By Bob Sweeney

Our blog continues to look at those factors contributing to physician burnout and loss of faith in the practice of medicine as a career.  Here’s a topic that every physician has to contend with: maintenance of certification.     

Certification is a multimillion dollar industry in addition to being a mechanism for insuring that docs keep up their skills and competency.  It’s been around in one form or another for decades, but today’s version is largely a product of the 1980s.  Back in that day, there was no internet, and the only sources of verifiable learning content, other than apprenticeship, were paper publications and meetings. Societies organized to set specialty-specific standards quickly established or captured the role of guardian or gatekeeper for what types of learning and testing results would constitute evidence of maintained skills and overall competency.  

In the absence of competition for content sourcing and without an online forum for consulting and vetting information and processes, a “cardinal’s college” of academic specialists became the high priests of certification.  They organized and structured the review and testing environment, the frequency of test requirements, criteria for remediation among unsuccessful test takers, and the sources blessed as specialty gospel.  In parallel, these organizations effectively set the price, both periodic and ongoing, to run through the certification and re-certification gauntlet.  

So what’s wrong with a system to insure maintenance of competency?  Nothing, in principle!
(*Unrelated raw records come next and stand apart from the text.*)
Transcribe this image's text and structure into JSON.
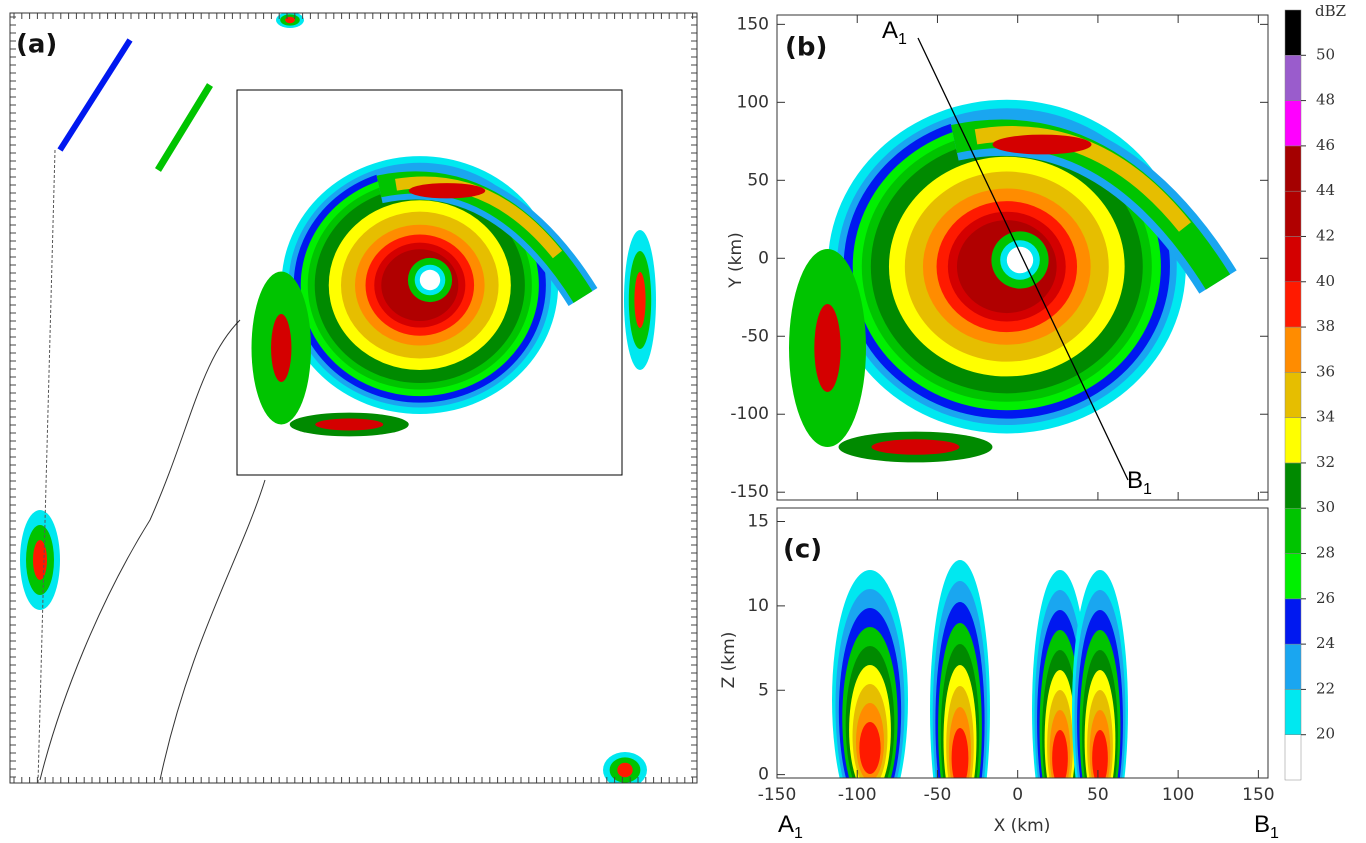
{
  "panel_a": {
    "label": "(a)"
  },
  "panel_b": {
    "label": "(b)",
    "ylabel": "Y (km)",
    "ylim": [
      -155,
      156
    ],
    "yticks": [
      -150,
      -100,
      -50,
      0,
      50,
      100,
      150
    ]
  },
  "panel_c": {
    "label": "(c)",
    "xlabel": "X (km)",
    "ylabel": "Z (km)",
    "xlim": [
      -150,
      156
    ],
    "xticks": [
      -150,
      -100,
      -50,
      0,
      50,
      100,
      150
    ],
    "ylim": [
      -0.2,
      15.8
    ],
    "yticks": [
      0,
      5,
      10,
      15
    ]
  },
  "section": {
    "start": "A",
    "end": "B",
    "index": "1"
  },
  "colorbar": {
    "unit": "dBZ",
    "levels": [
      20,
      22,
      24,
      26,
      28,
      30,
      32,
      34,
      36,
      38,
      40,
      42,
      44,
      46,
      48,
      50
    ],
    "colors": [
      "#ffffff",
      "#00e8f0",
      "#1aa6f0",
      "#0018f0",
      "#00f000",
      "#00c400",
      "#008a00",
      "#ffff00",
      "#e6be00",
      "#ff8c00",
      "#ff1a00",
      "#d40000",
      "#b00000",
      "#a40000",
      "#ff00ff",
      "#9a5ccc",
      "#000000"
    ]
  }
}
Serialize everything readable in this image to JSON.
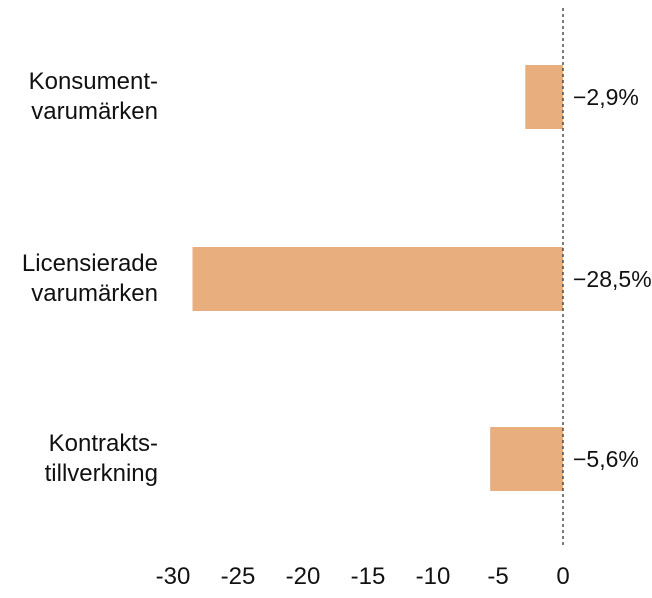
{
  "chart_data": {
    "type": "bar",
    "orientation": "horizontal",
    "title": "",
    "xlabel": "",
    "ylabel": "",
    "categories": [
      [
        "Konsument-",
        "varumärken"
      ],
      [
        "Licensierade",
        "varumärken"
      ],
      [
        "Kontrakts-",
        "tillverkning"
      ]
    ],
    "values": [
      -2.9,
      -28.5,
      -5.6
    ],
    "value_labels": [
      "−2,9%",
      "−28,5%",
      "−5,6%"
    ],
    "xlim": [
      -30,
      0
    ],
    "x_ticks": [
      -30,
      -25,
      -20,
      -15,
      -10,
      -5,
      0
    ],
    "x_tick_labels": [
      "-30",
      "-25",
      "-20",
      "-15",
      "-10",
      "-5",
      "0"
    ],
    "zero_line": "dashed",
    "grid": false,
    "legend": "none",
    "colors": {
      "bar": "#E8AE7E",
      "text": "#111111",
      "zero_line": "#333333"
    }
  }
}
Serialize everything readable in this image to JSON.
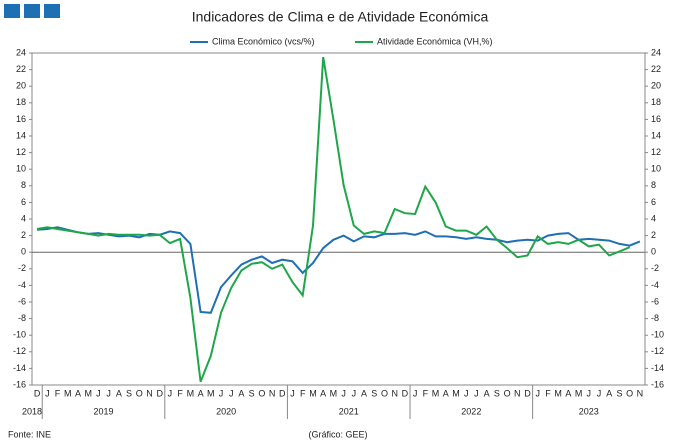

However, the system devised by the specialty societies had and still has a gaping hole in its logic.  There is no substantial correlation between test results on their tests and knowledge gain or retention.   Here are two articles that articulate the frustrations of physicians dealing with the certification bureaucracy:

https://www.medicaleconomics.com/article/physicians%E2%80%99-battle-limit-maintenance-certification-requirements-continues-despite-testing

https://www.checkbook.org/national/doctors/articles/Does-It-Matter-If-Your-Doctor-Is-Board-Certified-2797

There are a lot of reasons for this gap between expectation and outcomes.  First, as educational psychologists can tell us, the test format used by these organizations does not do a good job of preparing the user for anything other than a test.  Learning retention is demonstrably not a benefit of multiple-choice test taking.  It turns out that retrieval and retention are improved more by short answer questions and answers or a mix of test formats, accompanied by remediation at the time of response.  

Here’s one of many journal publications on the topic:  https://pages.wustl.edu/files/pages/imce/memory/2007_kang.pdf

So why do the societies use a suboptimal format?   Here is why:  it’s much easier to write questions of this type and, of equal importance, to score them. In short, the test format evolved to meet the demand on the part of the test writers and testers for a simple and easy to score product.  

Physicians are not stupid.  For decades, it’s been common knowledge that CME and certification requirements are rife with commercial exploitation, conflicts of interest  (e .g., the pharmacy industry), and unverifiable practice benefits.   The revolt began with internists about five years ago and continues in every branch of primary and acute care.  Even in the surgical and other process-oriented specialties such as ophthalmology,  physicians have reacted with dismay at requirements to record and document dozens of procedures to validate their skillset to some review board.  

Docs aren’t rejecting the reasonable expectation by the public that they be able to demonstrate that their practice is still up to current par.  What they are objecting to are costly and time-consuming activities that have no proven connection with competency.    What we have today is an environment where hospitals, patients and other colleagues expect providers to maintain certification. However, the certification process that has come into being is not aligned with measuring competency.  It’s become just another time block and expense standing between the doc and practice time.

Physicians must contend with a hurdle of requirements throughout their careers. Let’s be sure that the things they are asked to do make sense.  The purpose of periodic competency assessment is to protect the public, not to generate a profit for a specialty society commercial enterprise.